Hamilton was just 1-for-17 in those first 39 team games, and didn't get his first hit for the season until May 13. Thanks to various injuries to and the eventual trade of Guerrero, Hamilton was essentially the third baseman the rest of the season, starting 79 games. Though Hamilton missed 35 games, including all of August, with a rib injury of his own.
Regular season game of the year: Down 3-2 in the ninth inning against the Reds and closer John Franco, the Dodgers tied the game with two outs. Hamilton then ended the game with a home run over the left field wall for a 5-3 win. It was Hamilton's fifth home run of the season.
"I said coming out of spring training that I thought he was a sleeper and he was going to be a key to our success," Gibson told Mike Penner of the Times. "He's very strong, but he's very young. He's still developing."
"As big as he is, he should have 50 (home runs) by now," catcher Rick Dempsey joked. "But, no, he has to wait until I hit one before he does something."

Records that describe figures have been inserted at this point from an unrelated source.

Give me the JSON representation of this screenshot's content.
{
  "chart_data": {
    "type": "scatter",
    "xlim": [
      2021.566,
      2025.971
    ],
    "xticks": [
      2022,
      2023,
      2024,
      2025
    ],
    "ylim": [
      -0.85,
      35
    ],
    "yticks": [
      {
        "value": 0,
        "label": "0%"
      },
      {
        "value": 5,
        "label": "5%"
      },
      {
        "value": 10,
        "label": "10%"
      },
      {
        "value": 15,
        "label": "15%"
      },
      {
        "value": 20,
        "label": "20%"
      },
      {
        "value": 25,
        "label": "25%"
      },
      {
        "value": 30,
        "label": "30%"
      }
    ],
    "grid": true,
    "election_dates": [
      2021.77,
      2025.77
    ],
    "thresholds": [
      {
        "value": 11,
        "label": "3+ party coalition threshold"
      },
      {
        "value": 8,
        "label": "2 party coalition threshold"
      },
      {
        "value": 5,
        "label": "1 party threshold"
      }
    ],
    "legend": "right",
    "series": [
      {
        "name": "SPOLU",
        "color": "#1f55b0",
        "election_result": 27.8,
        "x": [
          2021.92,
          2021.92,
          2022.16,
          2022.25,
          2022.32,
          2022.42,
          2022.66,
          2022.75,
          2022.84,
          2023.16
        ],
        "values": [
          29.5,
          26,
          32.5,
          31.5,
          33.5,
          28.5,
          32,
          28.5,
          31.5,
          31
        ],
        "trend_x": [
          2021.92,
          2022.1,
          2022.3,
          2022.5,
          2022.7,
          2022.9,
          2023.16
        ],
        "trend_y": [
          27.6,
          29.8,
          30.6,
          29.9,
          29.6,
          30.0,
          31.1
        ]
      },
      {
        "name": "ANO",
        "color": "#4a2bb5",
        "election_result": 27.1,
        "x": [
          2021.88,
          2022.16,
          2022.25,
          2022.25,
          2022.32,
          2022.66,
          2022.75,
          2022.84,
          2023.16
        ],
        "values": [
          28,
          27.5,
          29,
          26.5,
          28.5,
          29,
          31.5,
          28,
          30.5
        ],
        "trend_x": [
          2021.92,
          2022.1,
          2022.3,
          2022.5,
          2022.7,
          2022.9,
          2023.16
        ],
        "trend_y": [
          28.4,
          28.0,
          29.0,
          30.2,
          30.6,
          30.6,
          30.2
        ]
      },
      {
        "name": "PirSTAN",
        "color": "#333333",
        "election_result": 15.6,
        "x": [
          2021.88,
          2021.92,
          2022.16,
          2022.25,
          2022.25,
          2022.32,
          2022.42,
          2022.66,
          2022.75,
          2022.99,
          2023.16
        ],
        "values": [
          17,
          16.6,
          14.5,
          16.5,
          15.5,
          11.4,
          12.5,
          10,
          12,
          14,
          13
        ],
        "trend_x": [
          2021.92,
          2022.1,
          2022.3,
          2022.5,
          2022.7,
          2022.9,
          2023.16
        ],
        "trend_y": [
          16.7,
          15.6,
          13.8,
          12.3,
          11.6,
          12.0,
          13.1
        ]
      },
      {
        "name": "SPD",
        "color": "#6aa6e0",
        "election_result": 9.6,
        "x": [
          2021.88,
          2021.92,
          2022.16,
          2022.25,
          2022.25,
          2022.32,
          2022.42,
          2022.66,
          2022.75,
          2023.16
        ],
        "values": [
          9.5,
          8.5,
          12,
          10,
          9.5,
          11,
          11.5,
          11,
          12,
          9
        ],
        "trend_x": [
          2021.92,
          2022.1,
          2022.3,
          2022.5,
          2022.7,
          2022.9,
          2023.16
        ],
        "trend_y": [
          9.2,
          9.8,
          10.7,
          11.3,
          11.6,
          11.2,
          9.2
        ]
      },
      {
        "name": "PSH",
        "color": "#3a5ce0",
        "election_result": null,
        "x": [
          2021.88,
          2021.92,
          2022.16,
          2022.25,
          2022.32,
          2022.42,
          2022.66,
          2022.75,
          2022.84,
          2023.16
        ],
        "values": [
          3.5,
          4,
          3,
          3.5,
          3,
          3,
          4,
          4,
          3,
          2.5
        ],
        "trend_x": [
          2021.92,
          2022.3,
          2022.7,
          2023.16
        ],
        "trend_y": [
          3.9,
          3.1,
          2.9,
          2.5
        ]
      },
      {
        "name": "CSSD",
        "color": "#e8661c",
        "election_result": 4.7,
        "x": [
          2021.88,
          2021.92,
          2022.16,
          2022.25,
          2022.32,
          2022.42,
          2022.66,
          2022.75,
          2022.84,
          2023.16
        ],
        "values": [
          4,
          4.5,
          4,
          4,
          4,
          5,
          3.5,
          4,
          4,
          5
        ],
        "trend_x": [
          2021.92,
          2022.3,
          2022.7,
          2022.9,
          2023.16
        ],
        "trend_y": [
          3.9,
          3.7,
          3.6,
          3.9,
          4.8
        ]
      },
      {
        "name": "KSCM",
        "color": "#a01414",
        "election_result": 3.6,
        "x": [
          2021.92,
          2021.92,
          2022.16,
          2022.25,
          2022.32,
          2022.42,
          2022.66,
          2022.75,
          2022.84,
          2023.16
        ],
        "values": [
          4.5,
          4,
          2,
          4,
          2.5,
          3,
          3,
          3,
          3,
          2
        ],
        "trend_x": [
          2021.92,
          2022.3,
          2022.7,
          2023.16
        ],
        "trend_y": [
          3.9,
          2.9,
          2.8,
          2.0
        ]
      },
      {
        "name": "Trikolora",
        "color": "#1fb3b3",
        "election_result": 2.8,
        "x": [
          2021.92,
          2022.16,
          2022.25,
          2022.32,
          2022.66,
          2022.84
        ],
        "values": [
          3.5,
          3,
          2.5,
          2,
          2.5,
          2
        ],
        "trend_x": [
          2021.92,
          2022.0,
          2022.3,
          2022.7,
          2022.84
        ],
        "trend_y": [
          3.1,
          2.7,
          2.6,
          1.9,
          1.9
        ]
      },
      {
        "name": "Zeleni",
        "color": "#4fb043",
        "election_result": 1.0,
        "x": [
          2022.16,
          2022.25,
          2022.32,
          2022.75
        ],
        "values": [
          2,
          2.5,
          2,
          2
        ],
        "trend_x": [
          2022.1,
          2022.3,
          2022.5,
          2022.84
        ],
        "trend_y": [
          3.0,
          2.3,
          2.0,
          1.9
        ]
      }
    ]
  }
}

NLCS performance: Hamilton played all but one inning against the Mets, but had a relatively quiet series. In the seven-game series, Hamilton hit five singles, walked three times, and was hit by a pitch. He hit .217/.333/.217 with two runs scored and one run batted in.
World Series performance: Hamilton was even quieter against the Athletics, with two singles in 19 at-bats and a walk. His only run scored of the series was the only run scored by the Dodgers in Game 3, the only game lost by Los Angeles. Hamilton was one of just four Dodgers in 1988 to start all 12 postseason games, along with Steve Sax, Alfredo Griffin, and John Shelby.
Post-1988 playing career: Hamilton was the full-time third baseman for the Dodgers in 1989, and hit .245/.272/.378, and 85 OPS+ in 151 games, the only season he qualified for the batting title. But his most memorable moment as a Dodger, aside from perhaps inflating the confidence of Dennis Eckersley with an all-too-easy three-pitch strikeout in Game 1 of the 1988 World Series, came on the mound. Hamilton was called in to pitch in the 21st inning against the Astros on June 3, 1989, the first of two 22-inning games played by the Dodgers that season. Hamilton recorded five outs, including two strikeouts, but was beaten by Rafael Ramirez's RBI single over the outstretched glove of first baseman Fernando Valenzuela.
Hamilton hit .237/.265/.357 in 199 games from 1989-1991, his final three seasons in MLB, including the last two cut should by shoulder and knee injuries. After hitting .302/.350/.472 in 55 games with Albuquerque in 1992, the 28-year old Hamilton retired.
Hamilton was part of a rumored trade to Pittsburgh in December 1989, along with pitcher John Wetteland, for outfielder Barry Bonds, though Pirates general manager Larry Doughty denied reports of a deal, telling the Associated Press, "I really got the feeling that Fred Claire was not going to move one of his established pitchers."
Where he is now: Hamilton turned to mortgage banking after his playing days, and lives in Fenton, Michigan. He now gives baseball lessons for between $75-$100 per hour.